The safety and efficacy of Taxotere® for the above indication were evaluated in a multi-center, open-label, randomized trial.  In this study, 501 patients with previously untreated locally advanced SCCHN, and performance status 0 or 1, received either Taxotere® 75 mg/m2  followed by cisplatin 100 mg/m2 on day 1, followed by 5-FU 1000 mg/m2/day as a continuous infusion on days 1-4 (TPF regimen) or cisplatin 100 mg/m2 on day 1, followed by 5-FU 1000 mg/m2 /day as a continuous infusion on days 1-5 (PF regimen).  These regimens were administered every 3 weeks for 3 cycles.  All patients in both treatment arms who did not have progressive disease following induction chemotherapy received 7 weeks of chemoradiotherapy (CRT).  During radiotherapy, carboplatin (AUC 1.5) was administered weekly as a 1-hour infusion for a maximum of 7 doses.  Surgery could be considered at anytime following completion of CRT.

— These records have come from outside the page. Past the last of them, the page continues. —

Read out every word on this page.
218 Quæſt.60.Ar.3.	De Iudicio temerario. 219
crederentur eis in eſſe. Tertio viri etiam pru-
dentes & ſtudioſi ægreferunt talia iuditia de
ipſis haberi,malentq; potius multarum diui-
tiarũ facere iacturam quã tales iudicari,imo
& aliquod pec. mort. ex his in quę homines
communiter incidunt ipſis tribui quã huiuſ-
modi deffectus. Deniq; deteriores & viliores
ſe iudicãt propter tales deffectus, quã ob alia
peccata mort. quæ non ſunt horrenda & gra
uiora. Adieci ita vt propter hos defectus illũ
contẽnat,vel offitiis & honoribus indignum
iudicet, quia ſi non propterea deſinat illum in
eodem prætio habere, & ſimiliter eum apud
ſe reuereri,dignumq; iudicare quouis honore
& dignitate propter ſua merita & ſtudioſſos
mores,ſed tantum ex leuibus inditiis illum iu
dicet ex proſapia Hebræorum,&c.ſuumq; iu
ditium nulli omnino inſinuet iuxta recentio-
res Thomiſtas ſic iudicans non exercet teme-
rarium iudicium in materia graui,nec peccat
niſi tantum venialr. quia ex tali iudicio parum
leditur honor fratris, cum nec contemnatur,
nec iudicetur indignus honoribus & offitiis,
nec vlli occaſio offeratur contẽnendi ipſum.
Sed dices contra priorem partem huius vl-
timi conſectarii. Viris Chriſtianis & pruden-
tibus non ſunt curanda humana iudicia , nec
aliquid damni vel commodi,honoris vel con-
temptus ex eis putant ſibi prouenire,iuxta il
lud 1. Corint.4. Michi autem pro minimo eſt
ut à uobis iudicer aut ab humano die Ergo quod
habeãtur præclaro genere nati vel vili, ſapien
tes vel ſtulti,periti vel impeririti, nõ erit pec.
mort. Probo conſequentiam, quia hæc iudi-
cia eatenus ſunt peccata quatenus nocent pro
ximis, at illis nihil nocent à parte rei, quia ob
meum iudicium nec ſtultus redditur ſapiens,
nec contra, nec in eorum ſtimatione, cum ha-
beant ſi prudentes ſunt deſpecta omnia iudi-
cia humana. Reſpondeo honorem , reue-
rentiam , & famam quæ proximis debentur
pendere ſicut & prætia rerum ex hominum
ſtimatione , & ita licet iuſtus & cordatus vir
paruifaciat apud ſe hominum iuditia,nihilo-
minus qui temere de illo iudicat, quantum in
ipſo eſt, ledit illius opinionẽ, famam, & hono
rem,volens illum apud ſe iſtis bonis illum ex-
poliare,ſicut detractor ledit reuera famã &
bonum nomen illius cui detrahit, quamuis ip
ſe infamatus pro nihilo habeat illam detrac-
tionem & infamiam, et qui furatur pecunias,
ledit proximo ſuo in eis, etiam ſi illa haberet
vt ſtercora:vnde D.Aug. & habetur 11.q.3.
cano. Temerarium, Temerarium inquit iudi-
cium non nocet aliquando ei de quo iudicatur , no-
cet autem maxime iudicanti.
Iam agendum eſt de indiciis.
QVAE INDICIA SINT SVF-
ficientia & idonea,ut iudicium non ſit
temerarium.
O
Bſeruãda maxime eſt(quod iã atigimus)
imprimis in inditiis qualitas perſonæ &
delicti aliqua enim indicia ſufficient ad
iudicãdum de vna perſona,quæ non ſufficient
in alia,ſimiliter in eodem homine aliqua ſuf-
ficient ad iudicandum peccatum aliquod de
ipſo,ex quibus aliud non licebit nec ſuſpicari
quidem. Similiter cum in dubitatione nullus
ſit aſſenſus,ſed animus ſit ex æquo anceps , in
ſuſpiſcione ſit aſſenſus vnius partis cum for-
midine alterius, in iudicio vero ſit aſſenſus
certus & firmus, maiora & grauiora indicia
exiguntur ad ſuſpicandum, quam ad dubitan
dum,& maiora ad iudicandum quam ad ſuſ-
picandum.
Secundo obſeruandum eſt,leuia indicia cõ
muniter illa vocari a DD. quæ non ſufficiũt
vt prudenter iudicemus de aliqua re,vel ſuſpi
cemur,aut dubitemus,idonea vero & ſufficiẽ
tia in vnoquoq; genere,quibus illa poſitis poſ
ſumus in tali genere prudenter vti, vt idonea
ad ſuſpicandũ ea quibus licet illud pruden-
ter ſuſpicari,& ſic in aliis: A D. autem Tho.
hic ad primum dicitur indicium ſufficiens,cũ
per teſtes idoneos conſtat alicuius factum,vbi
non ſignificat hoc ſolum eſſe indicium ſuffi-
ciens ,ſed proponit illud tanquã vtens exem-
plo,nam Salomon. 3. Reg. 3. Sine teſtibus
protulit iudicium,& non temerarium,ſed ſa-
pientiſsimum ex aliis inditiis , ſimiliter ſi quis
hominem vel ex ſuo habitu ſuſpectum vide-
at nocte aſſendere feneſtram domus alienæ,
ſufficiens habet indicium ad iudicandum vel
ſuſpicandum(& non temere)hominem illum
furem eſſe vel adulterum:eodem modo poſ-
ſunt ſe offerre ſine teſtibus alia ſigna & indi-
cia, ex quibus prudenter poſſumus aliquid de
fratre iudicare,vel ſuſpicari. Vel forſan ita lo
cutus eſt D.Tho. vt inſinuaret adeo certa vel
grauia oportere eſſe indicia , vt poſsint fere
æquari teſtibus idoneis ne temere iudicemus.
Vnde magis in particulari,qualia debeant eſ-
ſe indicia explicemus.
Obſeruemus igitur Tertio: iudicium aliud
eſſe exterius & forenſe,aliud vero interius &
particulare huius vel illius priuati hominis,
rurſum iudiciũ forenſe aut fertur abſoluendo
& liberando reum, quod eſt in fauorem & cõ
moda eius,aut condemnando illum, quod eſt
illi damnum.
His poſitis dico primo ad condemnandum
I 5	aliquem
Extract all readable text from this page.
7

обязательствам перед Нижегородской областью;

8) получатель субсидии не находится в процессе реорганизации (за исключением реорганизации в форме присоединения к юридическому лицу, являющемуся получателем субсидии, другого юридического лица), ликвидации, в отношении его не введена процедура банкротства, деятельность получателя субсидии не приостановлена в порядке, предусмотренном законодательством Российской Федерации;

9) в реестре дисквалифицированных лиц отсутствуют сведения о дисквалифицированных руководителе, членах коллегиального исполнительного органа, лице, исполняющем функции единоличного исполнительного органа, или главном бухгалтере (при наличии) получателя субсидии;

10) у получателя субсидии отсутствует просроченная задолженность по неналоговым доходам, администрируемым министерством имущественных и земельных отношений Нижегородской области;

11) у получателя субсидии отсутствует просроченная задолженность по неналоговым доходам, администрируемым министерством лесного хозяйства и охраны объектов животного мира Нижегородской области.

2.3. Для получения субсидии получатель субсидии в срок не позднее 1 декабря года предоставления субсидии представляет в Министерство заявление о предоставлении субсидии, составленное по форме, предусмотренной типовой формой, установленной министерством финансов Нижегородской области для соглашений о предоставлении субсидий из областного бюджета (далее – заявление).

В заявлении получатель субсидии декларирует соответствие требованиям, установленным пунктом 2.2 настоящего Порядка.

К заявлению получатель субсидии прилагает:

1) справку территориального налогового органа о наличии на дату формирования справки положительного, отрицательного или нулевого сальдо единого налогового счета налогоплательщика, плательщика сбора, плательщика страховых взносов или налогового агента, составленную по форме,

Overall survival was significantly prolonged with the Taxotere®-containing regimen (TPF) compared to the PF regimen (log‑rank test, p=0.0058).  The median survival was 70.6 months in the TPF group compared to 30.1 months in the PF group (hazard ratio = 0.70, 95% confidence interval:  0.54, 0.90).

The most frequent adverse events (>40%, any grade) on the TPF arm were neutropenia, anemia, nausea, alopecia, stomatitis, lethargy, vomiting, diarrhea, and anorexia. Neutropenic fever with or without infection occurred in greater than 5% of patients on the TPF arm. Grade 3 or 4 adverse events with a greater than 5% frequency in patients on the TPF arm were neutropenia, infection, stomatitis, nausea, esophagitis/dysphagia/odynophagia, anorexia, vomiting, and anemia. Neutropenia, alopecia, diarrhea, and anorexia were more frequently seen in the TPF arm.

Full prescribing information, including clinical trial information, safety, dosing, drug-drug interactions and contraindications is available at www.fda.gov/cder/foi/label/2007/020449s045lbl.pdf.